Preliminary Experience with Proton Radiotherapy for Pelvic Bone Sarcomas
Reviewer: William Levin
Abramson Cancer Center of the University of Pennsylvania
Last Modified: May 29, 2007
Presenter: T. Delaney Presenter's Affiliation: Massachusetts General Hospital Type of Session: Scientific
Surgery is commonly used for the definitive treatment of pelvic bone sarcomas.
However, acceptable surgical margins are difficult to achieve in this location.
Furthermore, surgical morbidity can be quite high in that amputation or disarticulation may be required.
Accordingly, radiation therapy plays and important role both in a definitive and adjuvant setting.
Control of microscopic disease requires a dose of at least 66Gy while in some bone sarcomas a control of residual disease requires a dose in the neighborhood of 75Gy.
These doses may in fact be difficult to achieve while still respecting tolerance doses to nearby normal tissue.
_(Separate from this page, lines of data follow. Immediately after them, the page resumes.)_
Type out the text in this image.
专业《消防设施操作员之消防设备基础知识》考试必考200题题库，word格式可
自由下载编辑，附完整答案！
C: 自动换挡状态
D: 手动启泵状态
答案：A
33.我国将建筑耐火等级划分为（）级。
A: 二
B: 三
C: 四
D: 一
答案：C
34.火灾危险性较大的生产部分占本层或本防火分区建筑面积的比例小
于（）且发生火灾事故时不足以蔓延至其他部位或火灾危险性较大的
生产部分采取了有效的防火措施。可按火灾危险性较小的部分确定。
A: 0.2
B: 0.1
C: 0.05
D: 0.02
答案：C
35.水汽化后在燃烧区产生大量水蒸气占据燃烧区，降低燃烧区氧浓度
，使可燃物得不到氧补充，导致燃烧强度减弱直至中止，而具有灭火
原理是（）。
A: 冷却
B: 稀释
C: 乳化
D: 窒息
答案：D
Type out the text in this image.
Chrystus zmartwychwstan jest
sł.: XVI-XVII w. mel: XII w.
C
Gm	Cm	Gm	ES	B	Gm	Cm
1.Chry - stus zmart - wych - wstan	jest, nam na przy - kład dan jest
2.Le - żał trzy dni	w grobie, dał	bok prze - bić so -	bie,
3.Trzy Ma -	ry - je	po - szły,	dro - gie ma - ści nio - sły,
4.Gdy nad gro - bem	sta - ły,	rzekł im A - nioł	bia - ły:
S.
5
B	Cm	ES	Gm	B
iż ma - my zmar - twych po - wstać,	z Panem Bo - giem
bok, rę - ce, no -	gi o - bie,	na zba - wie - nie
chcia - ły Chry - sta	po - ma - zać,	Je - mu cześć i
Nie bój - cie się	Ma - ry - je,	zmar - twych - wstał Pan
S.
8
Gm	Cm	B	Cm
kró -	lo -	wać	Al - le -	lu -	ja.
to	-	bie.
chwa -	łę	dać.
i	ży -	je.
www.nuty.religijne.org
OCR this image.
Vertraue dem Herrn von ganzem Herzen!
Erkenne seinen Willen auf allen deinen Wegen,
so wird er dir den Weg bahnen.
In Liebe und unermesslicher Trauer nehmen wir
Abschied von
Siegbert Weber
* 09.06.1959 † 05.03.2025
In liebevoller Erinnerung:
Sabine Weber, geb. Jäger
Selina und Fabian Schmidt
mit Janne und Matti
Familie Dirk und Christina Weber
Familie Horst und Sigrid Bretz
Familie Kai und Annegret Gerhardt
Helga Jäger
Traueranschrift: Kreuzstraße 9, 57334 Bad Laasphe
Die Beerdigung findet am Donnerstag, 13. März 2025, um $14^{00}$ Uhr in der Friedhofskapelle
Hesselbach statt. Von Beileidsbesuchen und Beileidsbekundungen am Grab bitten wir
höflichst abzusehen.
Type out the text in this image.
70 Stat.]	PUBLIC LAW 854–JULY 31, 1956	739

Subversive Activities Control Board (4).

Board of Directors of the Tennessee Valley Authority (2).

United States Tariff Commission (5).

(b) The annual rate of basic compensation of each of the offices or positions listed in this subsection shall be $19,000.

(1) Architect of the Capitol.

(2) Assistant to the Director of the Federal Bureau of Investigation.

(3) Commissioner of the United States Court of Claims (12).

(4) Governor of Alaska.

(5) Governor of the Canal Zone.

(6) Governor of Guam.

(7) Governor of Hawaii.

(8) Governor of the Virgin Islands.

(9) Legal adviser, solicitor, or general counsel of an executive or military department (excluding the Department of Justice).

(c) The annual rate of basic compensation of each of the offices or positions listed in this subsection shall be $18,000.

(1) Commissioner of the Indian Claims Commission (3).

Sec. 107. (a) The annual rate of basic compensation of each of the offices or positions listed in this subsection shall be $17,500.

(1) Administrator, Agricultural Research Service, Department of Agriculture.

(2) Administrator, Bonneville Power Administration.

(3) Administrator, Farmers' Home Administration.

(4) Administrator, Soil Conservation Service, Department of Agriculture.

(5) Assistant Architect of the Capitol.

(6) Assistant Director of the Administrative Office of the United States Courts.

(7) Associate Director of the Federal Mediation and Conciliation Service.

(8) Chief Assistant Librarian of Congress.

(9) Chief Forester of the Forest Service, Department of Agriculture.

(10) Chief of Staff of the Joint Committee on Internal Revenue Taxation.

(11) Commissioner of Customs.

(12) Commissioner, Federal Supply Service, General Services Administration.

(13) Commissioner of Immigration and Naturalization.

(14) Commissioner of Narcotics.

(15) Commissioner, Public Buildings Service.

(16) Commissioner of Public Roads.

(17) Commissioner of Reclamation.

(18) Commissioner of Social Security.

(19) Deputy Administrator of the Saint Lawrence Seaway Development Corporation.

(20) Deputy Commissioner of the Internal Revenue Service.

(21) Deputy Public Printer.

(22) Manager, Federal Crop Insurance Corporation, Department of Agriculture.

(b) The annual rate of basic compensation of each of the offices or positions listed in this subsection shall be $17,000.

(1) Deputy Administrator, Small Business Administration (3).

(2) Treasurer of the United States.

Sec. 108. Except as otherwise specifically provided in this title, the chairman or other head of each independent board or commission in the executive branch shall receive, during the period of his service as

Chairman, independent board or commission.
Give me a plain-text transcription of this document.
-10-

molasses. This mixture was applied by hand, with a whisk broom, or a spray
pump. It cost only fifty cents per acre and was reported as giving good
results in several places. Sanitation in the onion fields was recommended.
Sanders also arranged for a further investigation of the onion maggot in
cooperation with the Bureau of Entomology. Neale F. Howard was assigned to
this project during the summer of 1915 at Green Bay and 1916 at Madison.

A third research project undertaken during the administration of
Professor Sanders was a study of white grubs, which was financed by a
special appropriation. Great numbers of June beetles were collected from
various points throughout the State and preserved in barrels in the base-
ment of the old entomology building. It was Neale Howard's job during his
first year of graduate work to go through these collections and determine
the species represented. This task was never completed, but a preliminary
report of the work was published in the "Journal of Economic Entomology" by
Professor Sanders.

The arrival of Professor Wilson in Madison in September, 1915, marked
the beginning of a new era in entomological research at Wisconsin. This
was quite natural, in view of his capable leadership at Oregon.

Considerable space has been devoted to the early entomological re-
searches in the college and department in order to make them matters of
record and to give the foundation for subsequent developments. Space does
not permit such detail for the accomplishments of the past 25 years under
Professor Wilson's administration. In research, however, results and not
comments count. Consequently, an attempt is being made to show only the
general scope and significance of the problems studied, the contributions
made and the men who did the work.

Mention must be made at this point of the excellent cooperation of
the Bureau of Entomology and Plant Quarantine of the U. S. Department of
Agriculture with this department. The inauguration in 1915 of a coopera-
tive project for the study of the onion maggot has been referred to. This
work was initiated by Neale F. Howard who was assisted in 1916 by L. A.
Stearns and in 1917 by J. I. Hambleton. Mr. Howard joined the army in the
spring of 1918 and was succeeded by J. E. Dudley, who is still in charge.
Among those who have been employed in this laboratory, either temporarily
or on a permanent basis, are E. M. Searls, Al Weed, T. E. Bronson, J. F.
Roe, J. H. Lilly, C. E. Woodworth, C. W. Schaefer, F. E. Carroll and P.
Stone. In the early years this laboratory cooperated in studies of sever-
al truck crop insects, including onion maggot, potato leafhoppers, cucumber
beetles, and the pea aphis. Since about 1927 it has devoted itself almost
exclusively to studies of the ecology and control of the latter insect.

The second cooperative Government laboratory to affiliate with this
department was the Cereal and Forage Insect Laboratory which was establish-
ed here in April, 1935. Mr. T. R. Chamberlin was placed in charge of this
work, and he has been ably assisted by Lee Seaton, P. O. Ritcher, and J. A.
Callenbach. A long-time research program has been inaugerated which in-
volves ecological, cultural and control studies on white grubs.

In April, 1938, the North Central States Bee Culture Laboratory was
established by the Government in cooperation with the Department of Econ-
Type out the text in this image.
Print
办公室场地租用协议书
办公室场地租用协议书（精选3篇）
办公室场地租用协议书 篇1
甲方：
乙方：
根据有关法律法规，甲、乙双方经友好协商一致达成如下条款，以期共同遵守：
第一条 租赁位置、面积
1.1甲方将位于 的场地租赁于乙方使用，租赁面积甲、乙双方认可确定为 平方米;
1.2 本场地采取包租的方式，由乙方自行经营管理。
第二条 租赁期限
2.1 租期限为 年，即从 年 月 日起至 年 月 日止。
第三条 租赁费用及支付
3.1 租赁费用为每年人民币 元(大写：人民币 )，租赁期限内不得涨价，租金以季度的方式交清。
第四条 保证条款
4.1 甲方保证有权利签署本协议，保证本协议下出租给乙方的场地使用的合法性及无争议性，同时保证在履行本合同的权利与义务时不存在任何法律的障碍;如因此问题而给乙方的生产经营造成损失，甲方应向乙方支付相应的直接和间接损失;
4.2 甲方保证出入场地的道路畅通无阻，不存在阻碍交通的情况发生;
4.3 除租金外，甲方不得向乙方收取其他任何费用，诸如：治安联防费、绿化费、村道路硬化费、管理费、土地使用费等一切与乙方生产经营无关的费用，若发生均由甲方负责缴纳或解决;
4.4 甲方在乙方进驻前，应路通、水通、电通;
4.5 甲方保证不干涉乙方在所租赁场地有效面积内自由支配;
Proton therapy, therefore may offer an excellent alternative to the use of conventional photon radiotherapy.
Materials and Methods
This is a retrospective chart review of three patients with peri-acetabular chondrosarcomas managed with primary radiation therapy after biopsy or curettage/packing without radical surgery.
Tumor size ranged from 3.6 to 14 cm with a median size of 3.7 cm. Radiation therapy was given completely with protons.
50 Gy equivalent was given in 25 fractions to the CTV.
A GTV boost was composed of 24 Gy equivalent in 12 fractions.
Follow-up ranged from 16-36 months with the median follow-up of 36 months.
All patients completed proton therapy without significant acute morbidity.
To date, no tumor or late morbidity has been seen in any patients.
Two of the patients are symptom free and carrying out extremely active lives (cycling, hiking) without any restriction.
Patient number 3 with the 14 cm lesion no longer needs narcotic pain medication and is now able to work part-time.
Protons can deliver high radiation doses to pelvic sarcomas with little morbidity and might offer an alternative if radical surgery is declined.
The author is interested in collaborative studies given the scarcity of these tumors.
Tumor types to be included in these studies should include chondrosarcoma, osteosarcoma, MFH of bone, and Ewing 's sarcoma.
Although this study is limited in the number of patients evaluated and in the length of follow up, proton radiation seems to offer excellent disease control of pelvic tumors with minimal long-term toxicity.
It also appears that the use of proton radiation after biopsy and curettage may offer a less morbid treatment than the use of definitive surgery, allowing patients to maintain active and productive lifestyles.